Of course, it’s really neither of those things. This week, a friend pointed out an article in the current issue of The Wire that examined recorded playback from a different angle. Some listeners hold this idea that there’s an ultimate listening experience. In the audiophile world, the quality of both the recording and the delivery vehicle play a large part in this. The writer points out that the listening experience is so much more complex than that. And this got me to thinking about how my listening experiences have evolved over the years.

My current preferred listening routine is the old-school sitting in front of real speakers thing, with the music sourced from either vinyl or a high-quality digital front end. That’s the preferred more of listening. In actuality, I spend a lot more time with a set of decent ear buds plugged into my phone. The formats include mp3s, flacs, and whatever the heck they stream from Spotify. And so I’ve never really thought about this before, but: is one listening experience fundamentally different (better?) than the other?

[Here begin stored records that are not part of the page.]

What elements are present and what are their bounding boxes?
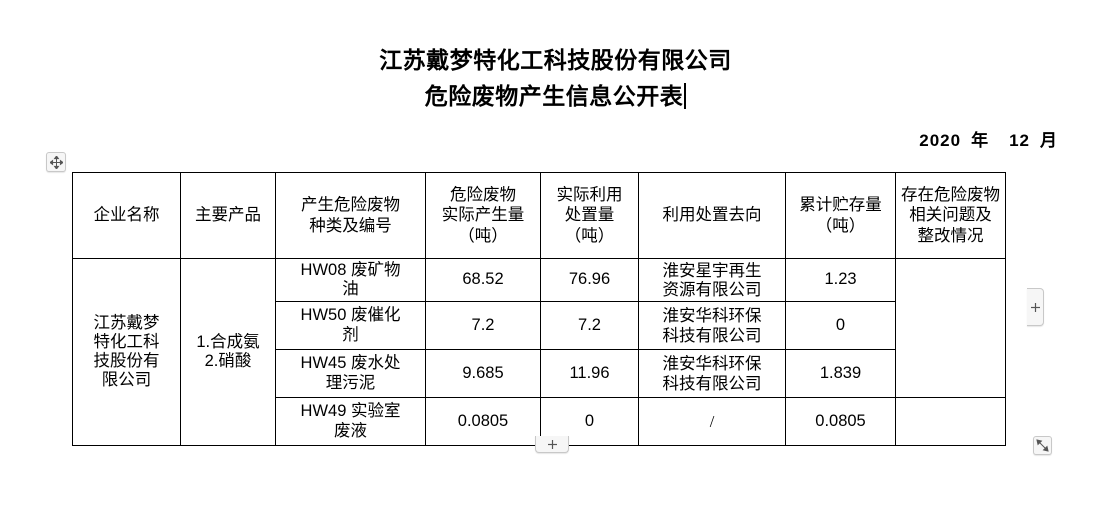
text-cursor-caret bbox=[684, 83, 687, 109]
waste-type-line: 废液 bbox=[334, 421, 367, 440]
document-date-line: 2020 年 12 月 bbox=[0, 126, 1058, 151]
waste-type-line: HW08 废矿物 bbox=[300, 260, 401, 279]
cell-stored-amount[interactable]: 1.839 bbox=[785, 349, 896, 398]
header-cell-accumulated-stored[interactable]: 累计贮存量 （吨） bbox=[785, 172, 896, 259]
cell-company-name[interactable]: 江苏戴梦 特化工科 技股份有 限公司 bbox=[72, 258, 181, 446]
cell-disposed-amount[interactable]: 11.96 bbox=[540, 349, 639, 398]
destination-line: 科技有限公司 bbox=[662, 325, 762, 345]
header-line: 累计贮存量 bbox=[799, 196, 882, 215]
cell-disposal-destination[interactable]: 淮安星宇再生 资源有限公司 bbox=[638, 258, 786, 302]
header-line: 产生危险废物 bbox=[301, 196, 400, 215]
hazardous-waste-table[interactable]: 企业名称 主要产品 产生危险废物 种类及编号 危险废物 实际产生量 （吨） 实际… bbox=[72, 172, 1006, 446]
company-name-line: 特化工科 bbox=[93, 332, 160, 351]
diagonal-resize-arrows-icon bbox=[1036, 439, 1049, 452]
header-cell-waste-type-code[interactable]: 产生危险废物 种类及编号 bbox=[275, 172, 426, 259]
cell-stored-amount[interactable]: 1.23 bbox=[785, 258, 896, 302]
waste-type-line: HW50 废催化 bbox=[300, 306, 401, 325]
header-line: 整改情况 bbox=[917, 226, 984, 245]
date-year-unit: 年 bbox=[971, 131, 990, 150]
header-cell-disposal-destination[interactable]: 利用处置去向 bbox=[638, 172, 786, 259]
table-row: HW50 废催化 剂 7.2 7.2 淮安华科环保 科技有限公司 0 bbox=[73, 301, 1006, 350]
plus-icon bbox=[1030, 302, 1040, 312]
destination-line: 淮安华科环保 bbox=[662, 354, 762, 374]
date-year-value: 2020 bbox=[919, 131, 962, 150]
add-row-button[interactable] bbox=[535, 436, 569, 453]
header-line: 主要产品 bbox=[195, 206, 261, 225]
document-title-block: 江苏戴梦特化工科技股份有限公司 危险废物产生信息公开表 bbox=[0, 42, 1111, 114]
header-line: 实际产生量 bbox=[441, 206, 525, 225]
header-cell-main-products[interactable]: 主要产品 bbox=[180, 172, 276, 259]
table-resize-handle[interactable] bbox=[1033, 436, 1052, 455]
cell-main-products[interactable]: 1.合成氨 2.硝酸 bbox=[180, 258, 276, 446]
cell-disposal-destination[interactable]: / bbox=[638, 397, 786, 446]
header-cell-actual-generated[interactable]: 危险废物 实际产生量 （吨） bbox=[425, 172, 541, 259]
document-title-line-2-wrapper: 危险废物产生信息公开表 bbox=[0, 78, 1111, 114]
company-name-line: 江苏戴梦 bbox=[93, 313, 160, 332]
add-column-button[interactable] bbox=[1027, 288, 1044, 326]
cell-disposed-amount[interactable]: 76.96 bbox=[540, 258, 639, 302]
waste-type-line: 油 bbox=[342, 280, 359, 298]
header-cell-existing-issues[interactable]: 存在危险废物 相关问题及 整改情况 bbox=[895, 172, 1006, 259]
plus-icon bbox=[547, 439, 557, 449]
cell-generated-amount[interactable]: 7.2 bbox=[425, 301, 541, 350]
document-title-line-1: 江苏戴梦特化工科技股份有限公司 bbox=[379, 47, 732, 73]
move-cross-arrows-icon bbox=[49, 155, 63, 169]
table-header-row: 企业名称 主要产品 产生危险废物 种类及编号 危险废物 实际产生量 （吨） 实际… bbox=[72, 172, 1006, 259]
header-line: （吨） bbox=[458, 226, 508, 245]
destination-line: 淮安星宇再生 bbox=[662, 260, 762, 280]
header-line: （吨） bbox=[815, 216, 866, 235]
table-row: HW49 实验室 废液 0.0805 0 / 0.0805 bbox=[73, 397, 1006, 446]
product-line: 1.合成氨 bbox=[196, 332, 260, 351]
product-line: 2.硝酸 bbox=[204, 352, 252, 370]
table-row: 江苏戴梦 特化工科 技股份有 限公司 1.合成氨 2.硝酸 HW08 废矿物 油… bbox=[72, 258, 1006, 446]
cell-stored-amount[interactable]: 0.0805 bbox=[785, 397, 896, 446]
header-line: 存在危险废物 bbox=[901, 186, 1000, 205]
header-line: 利用处置去向 bbox=[662, 206, 762, 225]
header-line: 种类及编号 bbox=[309, 216, 392, 235]
company-name-line: 限公司 bbox=[101, 371, 152, 390]
header-line: 相关问题及 bbox=[909, 206, 992, 225]
cell-stored-amount[interactable]: 0 bbox=[785, 301, 896, 350]
header-cell-company-name[interactable]: 企业名称 bbox=[72, 172, 181, 259]
cell-generated-amount[interactable]: 0.0805 bbox=[425, 397, 541, 446]
cell-waste-type[interactable]: HW49 实验室 废液 bbox=[275, 397, 426, 446]
date-month-unit: 月 bbox=[1040, 131, 1058, 150]
waste-type-line: 剂 bbox=[342, 325, 359, 344]
table-move-handle[interactable] bbox=[46, 152, 66, 172]
waste-type-line: 理污泥 bbox=[325, 373, 376, 392]
cell-disposal-destination[interactable]: 淮安华科环保 科技有限公司 bbox=[638, 349, 786, 398]
cell-existing-issues[interactable] bbox=[895, 397, 1006, 446]
cell-disposed-amount[interactable]: 7.2 bbox=[540, 301, 639, 350]
cell-waste-type[interactable]: HW45 废水处 理污泥 bbox=[275, 349, 426, 398]
destination-line: 科技有限公司 bbox=[662, 373, 762, 393]
destination-line: 资源有限公司 bbox=[662, 280, 762, 299]
waste-type-line: HW49 实验室 bbox=[300, 402, 401, 421]
header-line: 企业名称 bbox=[93, 206, 160, 225]
date-month-value: 12 bbox=[1009, 131, 1030, 150]
header-line: 实际利用 bbox=[556, 186, 623, 205]
cell-waste-type[interactable]: HW50 废催化 剂 bbox=[275, 301, 426, 350]
destination-line: / bbox=[709, 411, 715, 431]
cell-existing-issues-merged[interactable] bbox=[895, 258, 1006, 398]
cell-generated-amount[interactable]: 68.52 bbox=[425, 258, 541, 302]
header-line: （吨） bbox=[564, 226, 615, 245]
cell-waste-type[interactable]: HW08 废矿物 油 bbox=[275, 258, 426, 302]
header-line: 处置量 bbox=[564, 206, 615, 225]
cell-generated-amount[interactable]: 9.685 bbox=[425, 349, 541, 398]
header-line: 危险废物 bbox=[450, 186, 516, 205]
header-cell-actual-disposed[interactable]: 实际利用 处置量 （吨） bbox=[540, 172, 639, 259]
document-title-line-2: 危险废物产生信息公开表 bbox=[424, 83, 684, 109]
cell-disposal-destination[interactable]: 淮安华科环保 科技有限公司 bbox=[638, 301, 786, 350]
company-name-line: 技股份有 bbox=[93, 352, 160, 370]
destination-line: 淮安华科环保 bbox=[662, 306, 762, 326]
waste-type-line: HW45 废水处 bbox=[300, 354, 401, 373]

Mostly, the answer is “no.” There are indeed times when I’m actively listening for certain sonic elements — the wetness of a stick hitting a ride cymbal, the percussive sound that only a nylon-stringed guitar can make, that woody sound of a double bass — but for the most part, I sort of disappear into the music. The reproduction system isn’t really a part of the equation at all.

This goes back all the way to when I was a little kid, with my first “immersive” listening experience being the speaker that I put underneath my pillow before going to bed. I might have been on my way to dreamland, but that didn’t stop me from catching the next radio play of “I Gotcha,” “Rockin’ Robin,” or “Nights In White Satin.” In all of the intervening years, I graduated from that single speaker to a cassette player, then a home-brew two-way speaker cabinet driven by a cheap plastic Radio Shack turntable, an all-in-one unit purchased at a drug store, an 8-track player, a rack system, a Walkman, a boom box, a Discman, and then some tube stuff.

When I picked up American Garage, it was around the time of the Radio Shack turntable. My experience of that album is no different today, and I’d be willing to bet I could still enjoy it using my old pillow speaker.

What does all of this mean? Have I just called bullshit on my previous insistence that fidelity matters? Heck, I just might have. Hallelujah and Amen!